About hypothermia
A classic George Ostrom column, from August, 1989...
It is 15 minutes after midnight Tuesday as I sit down to write this week’s column. I am shaking and quivering from hypothermia and I have serious words of wisdom for all men of the world. If your son comes in the house and tells you the northern lights are putting on a “fantastic display,” do not run outside in your skivvies.
No one should suffer what I have during the last hour. Glorious and awesome as the aurora borealis may be, it is certainly not something worth catching your death of pneumonia over, or risking a hard-earned reputation for leading a life free from sin. I guess the worst part was crouching there behind the fence, shivering in the dark so I wouldn’t have to explain anything to Iris and that woman who drove her home from the movie, at the just the wrong time.

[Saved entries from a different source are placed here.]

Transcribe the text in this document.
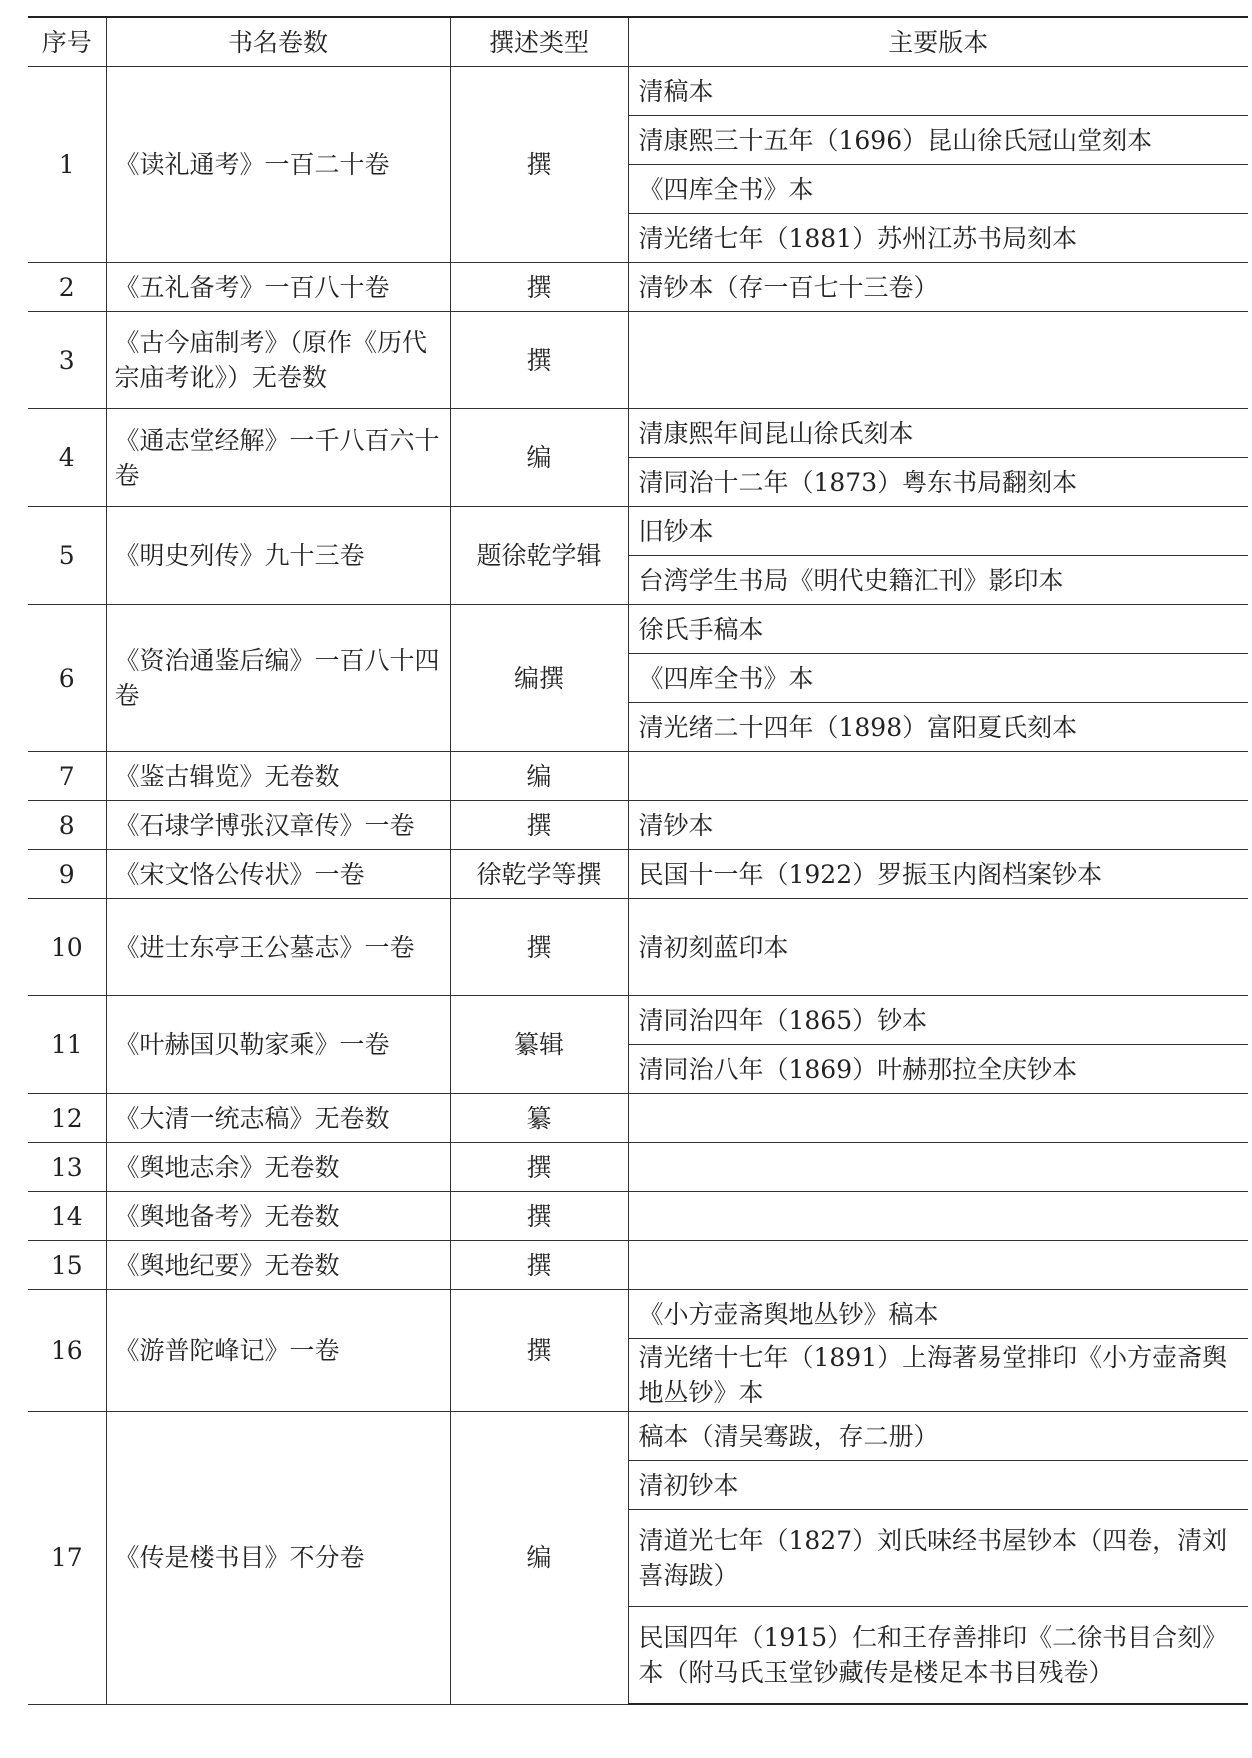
序号	书名卷数	撰述类型	主要版本
1	《读礼通考》一百二十卷	撰	清稿本
			清康熙三十五年（1696）昆山徐氏冠山堂刻本
			《四库全书》本
			清光绪七年（1881）苏州江苏书局刻本
2	《五礼备考》一百八十卷	撰	清钞本（存一百七十三卷）
3	《古今庙制考》（原作《历代宗庙考讹》）无卷数	撰	
4	《通志堂经解》一千八百六十卷	编	清康熙年间昆山徐氏刻本
			清同治十二年（1873）粤东书局翻刻本
5	《明史列传》九十三卷	题徐乾学辑	旧钞本
			台湾学生书局《明代史籍汇刊》影印本
6	《资治通鉴后编》一百八十四卷	编撰	徐氏手稿本
			《四库全书》本
			清光绪二十四年（1898）富阳夏氏刻本
7	《鉴古辑览》无卷数	编	
8	《石埭学博张汉章传》一卷	撰	清钞本
9	《宋文恪公传状》一卷	徐乾学等撰	民国十一年（1922）罗振玉内阁档案钞本
10	《进士东亭王公墓志》一卷	撰	清初刻蓝印本
11	《叶赫国贝勒家乘》一卷	纂辑	清同治四年（1865）钞本
			清同治八年（1869）叶赫那拉全庆钞本
12	《大清一统志稿》无卷数	纂	
13	《舆地志余》无卷数	撰	
14	《舆地备考》无卷数	撰	
15	《舆地纪要》无卷数	撰	
16	《游普陀峰记》一卷	撰	《小方壶斋舆地丛钞》稿本
			清光绪十七年（1891）上海著易堂排印《小方壶斋舆地丛钞》本
17	《传是楼书目》不分卷	编	稿本（清吴骞跋，存二册）
			清初钞本
			清道光七年（1827）刘氏味经书屋钞本（四卷，清刘喜海跋）
			民国四年（1915）仁和王存善排印《二徐书目合刻》本（附马氏玉堂钞藏传是楼足本书目残卷）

Looking back, I probably should never have let them drive in and park between me and the door, but I was afraid of streaking though the headlights. Once they did, then son Shannon should have done something to get them around to the other side of the house to watch those “beautiful green and white lights coming up from over there.” If he couldn’t do that, then he might have at least smuggled me out a bathrobe or coat and some shoes…turned on the porch light…something.
If this sort of thing had occurred much later in the year, I might have died out there. I imagined the headline, “Local man found frozen in front yard,” and the story, “Kalispell police and the Flathead Sheriff’s Office are quibbling today over who should have jurisdiction in a strange case at Greenacres. The rigid body of George Ostrom was found crouched behind a fence straddling the city-county line. The middle-aged victim was last seen alive about 11:15 when he dashed outside in a red pair of faded, but still serviceable jockey shorts.
Family members told investigating officers that Ostrom has always loved the great outdoors and the wonders of nature. His wife said she had spent over half her life trying to straighten him out…now it was up to the undertaker.”
In less serious matters, I notice this past week had the unusual news items that would cause even a dolt to scratch his head and wonder. There was a story out of Deer Lodge that tweaked my interest. It was about a convict “trustee” who escaped while doing work outside the barbed wire. The 38-year-old escapee, Patrick Broderick, alias Evert Guardipe, was described as being 6 feet tall with a dragon tattooed on his left arm and his right arm was solid tattoos. He was serving a 15-year sentence for aggravated assault and robbery. A prison official said he “probably is not dangerous.” I guess this means that if Broderick, alias Guardipe, shows up in your neighborhood you could “probably” invite him in for tea.